To the fullest extent permitted by applicable law, you and we must abide by the following rules: (1) ANY CLAIMS BROUGHT BY YOU OR US MUST BE BROUGHT IN THE PARTY’S INDIVIDUAL CAPACITY, AND NOT AS A PLAINTIFF OR CLASS MEMBER IN ANY PURPORTED CLASS OR REPRESENTATIVE PROCEEDING; (2) THE ARBITRATOR MAY NOT CONSOLIDATE MORE THAN ONE PERSON’S CLAIMS, MAY NOT OTHERWISE PRESIDE OVER ANY FORM OF A REPRESENTATIVE OR CLASS PROCEEDING, AND MAY NOT AWARD CLASS-WIDE RELIEF; (3) the arbitration shall be confidential, and neither you nor we may disclose the existence, content or results of any arbitration, except as may be required by law or for purposes of enforcement of the arbitration award; (4) the arbitrator may award any individual relief or individual remedies that are permitted by applicable law; and (5) each side pays its own attorneys’ fees and expenses unless there is a statutory provision that requires the prevailing party to be paid its fees and litigation expenses, and, in such instance, the fees and costs awarded shall be determined by the applicable law.
Severability. If any provision of this Agreement shall be unlawful, void or for any reason unenforceable, then that provision shall be deemed severable from this Agreement and shall not affect the validity and enforceability of any remaining provisions. Our failure to enforce any provision of this Agreement shall not be deemed a waiver of such provision nor the right to enforce such provision.

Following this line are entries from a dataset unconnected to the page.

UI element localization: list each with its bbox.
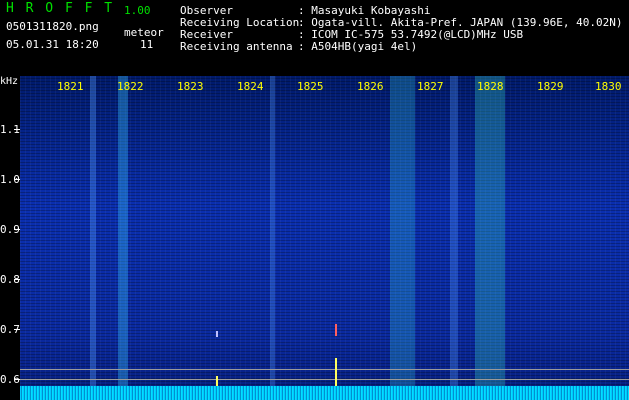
hour-tick-1828: 1828 (477, 80, 504, 93)
filename-label: 0501311820.png (6, 20, 99, 33)
hour-tick-1822: 1822 (117, 80, 144, 93)
app-title: H R O F F T (6, 1, 115, 16)
hour-tick-1825: 1825 (297, 80, 324, 93)
spectrogram-plot: 1821 1822 1823 1824 1825 1826 1827 1828 … (20, 76, 629, 400)
signal-stripe (90, 76, 96, 386)
hour-tick-1824: 1824 (237, 80, 264, 93)
reference-line (20, 379, 629, 380)
version-label: 1.00 (124, 4, 151, 17)
antenna-value: : A504HB(yagi 4el) (298, 40, 418, 53)
y-tickmark (14, 129, 20, 130)
hour-tick-1826: 1826 (357, 80, 384, 93)
signal-stripe (475, 76, 505, 386)
y-unit-label: kHz (0, 76, 19, 87)
signal-level-band (20, 386, 629, 400)
meteor-count: 11 (140, 38, 154, 51)
y-tickmark (14, 279, 20, 280)
hour-tick-1829: 1829 (537, 80, 564, 93)
y-tickmark (14, 329, 20, 330)
y-tickmark (14, 229, 20, 230)
header-panel: H R O F F T 1.00 0501311820.png meteor 0… (0, 0, 629, 76)
signal-stripe (450, 76, 458, 386)
y-tickmark (14, 379, 20, 380)
reference-line (20, 369, 629, 370)
antenna-label: Receiving antenna (180, 40, 293, 53)
hour-tick-1827: 1827 (417, 80, 444, 93)
datetime-label: 05.01.31 18:20 (6, 38, 99, 51)
signal-stripe (118, 76, 128, 386)
y-tickmark (14, 179, 20, 180)
signal-stripe (270, 76, 275, 386)
hour-tick-1830: 1830 (595, 80, 622, 93)
signal-stripe (390, 76, 415, 386)
hour-tick-1821: 1821 (57, 80, 84, 93)
hour-tick-1823: 1823 (177, 80, 204, 93)
meteor-echo (216, 331, 218, 337)
meteor-echo (335, 324, 337, 336)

Miscellaneous. This Agreement does not, and shall not be construed to create any partnership, joint venture, employer-employee, agency or franchisor-franchisee relationship between you and us. You may not assign, transfer or sublicense any or all of your rights or obligations under this Agreement without our express prior written consent. We may assign, transfer or sublicense any or all of our rights or obligations under this Agreement without restriction. Any heading, caption or section title contained herein is for convenience only, and in no way defines or explains any section or provision. All terms defined in the singular shall have the same meanings when used in the plural, where appropriate and unless otherwise specified. Any use of the term “including” or variations thereof in this Agreement shall be construed as if followed by the phrase “without limitation.” This Agreement, including any terms and conditions incorporated herein, is the entire agreement between you and us relating to the subject matter hereof, and supersedes any and all prior or contemporaneous written or oral agreements or understandings between you and us relating to such subject matter. Notices to you (including notices of changes to this Agreement) may be made via posting to the Site or by e-mail (including in each case via links), or by regular mail. Without limitation, a printed version of this Agreement and of any notice given in electronic form shall be admissible in judicial or administrative proceedings based upon or relating to this Agreement to the same extent and subject to the same conditions as other business documents and records originally generated and maintained in printed form. We will not be responsible for any failure to fulfill any obligation due to any cause beyond our control.